Between Greenland, Antarctica and Alaska, melting land ice has raised
global sea levels about one-fifth of an inch in the past five years,
Luthcke said. Sea levels also rise from water expanding as it warms.
Other research, being presented this week at the geophysical meeting
point to more melting concerns from global warming, especially with sea
ice.
"It's not getting better; it's continuing to show strong signs of
warming and amplification," Zwally said. "There's no reversal taking
place."
Scientists studying sea ice will announce that parts of the Arctic
north of Alaska were 9 to 10 degrees warmer this past fall, a strong
early indication of what researchers call the Arctic amplification
effect. That's when the Arctic warms faster than predicted, and warming
there is accelerating faster than elsewhere on the globe.
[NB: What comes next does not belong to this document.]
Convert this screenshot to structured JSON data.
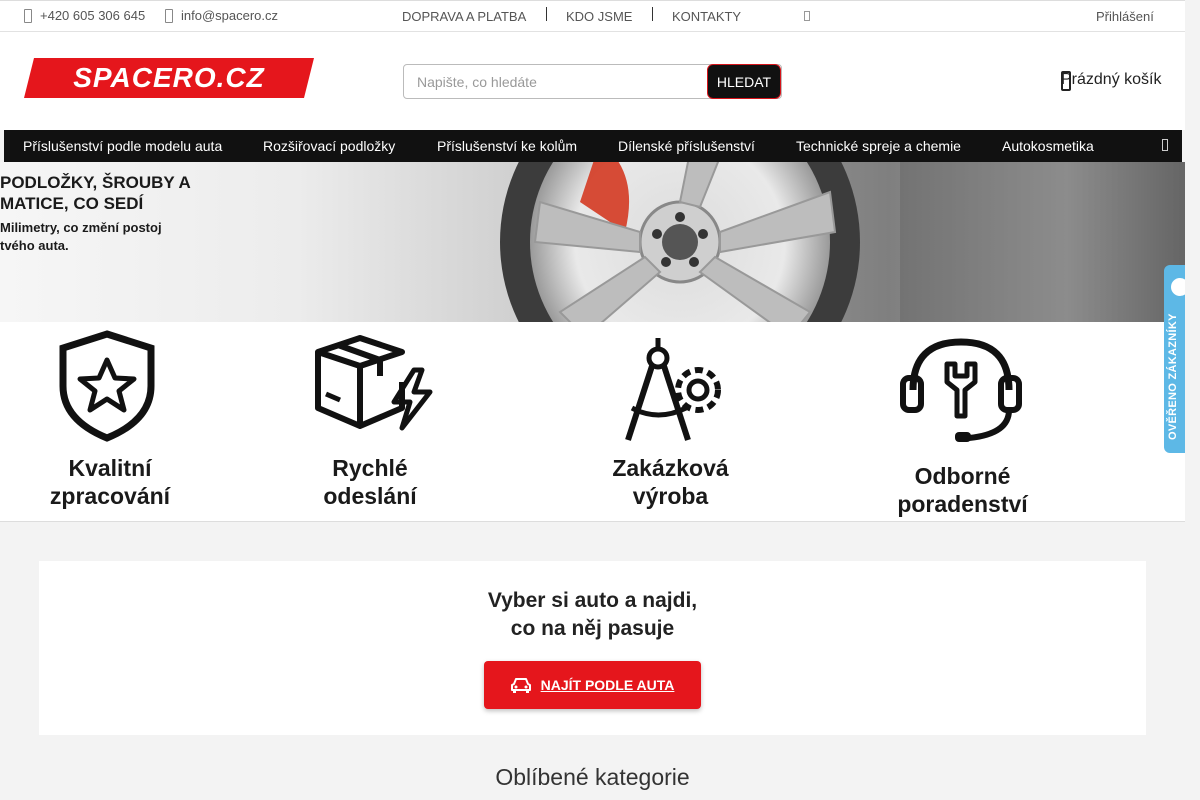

As sea ice melts, the Arctic waters absorb more heat in the summer,
having lost the reflective powers of vast packs of white ice. That
absorbed heat is released into the air in the fall. That has led to
autumn temperatures in the last several years that are six to 10 degrees
warmer than they were in the 1980s, said research scientist Julienne
Stroeve at the National Snow and Ice Data Center in Boulder, Colo.
That's a strong and early impact of global warming, she said.
"The pace of change is starting to outstrip our ability to keep up
with it, in terms of our understanding of it," said Mark Serreze, senior
scientist at the National Snow and Ice Data Center in Boulder, Colo., a
co-author of the Arctic amplification study.
Two other studies coming out at the conference assess how Arctic
thawing is releasing methane - the second most potent greenhouse gas.
One study shows that the loss of sea ice warms the water, which warms
the permafrost on nearby land in Alaska, thus producing methane, Stroeve
says.
A second study suggests even larger amounts of frozen methane are
trapped in lakebeds and sea bottoms around Siberia and they are starting
to bubble to the surface in some spots in alarming amounts, said Igor
Semiletov, a professor at the University of Alaska in Fairbanks. In late
summer, Semiletov found methane bubbling up from parts of the East
Siberian Sea and Laptev Sea at levels that were 10 times higher than
they were in the mid-1990s, he said based on a study this summer.
The amounts of methane in the region could dramatically increase
global warming if they get released, he said.
That, Semiletov said, "should alarm people."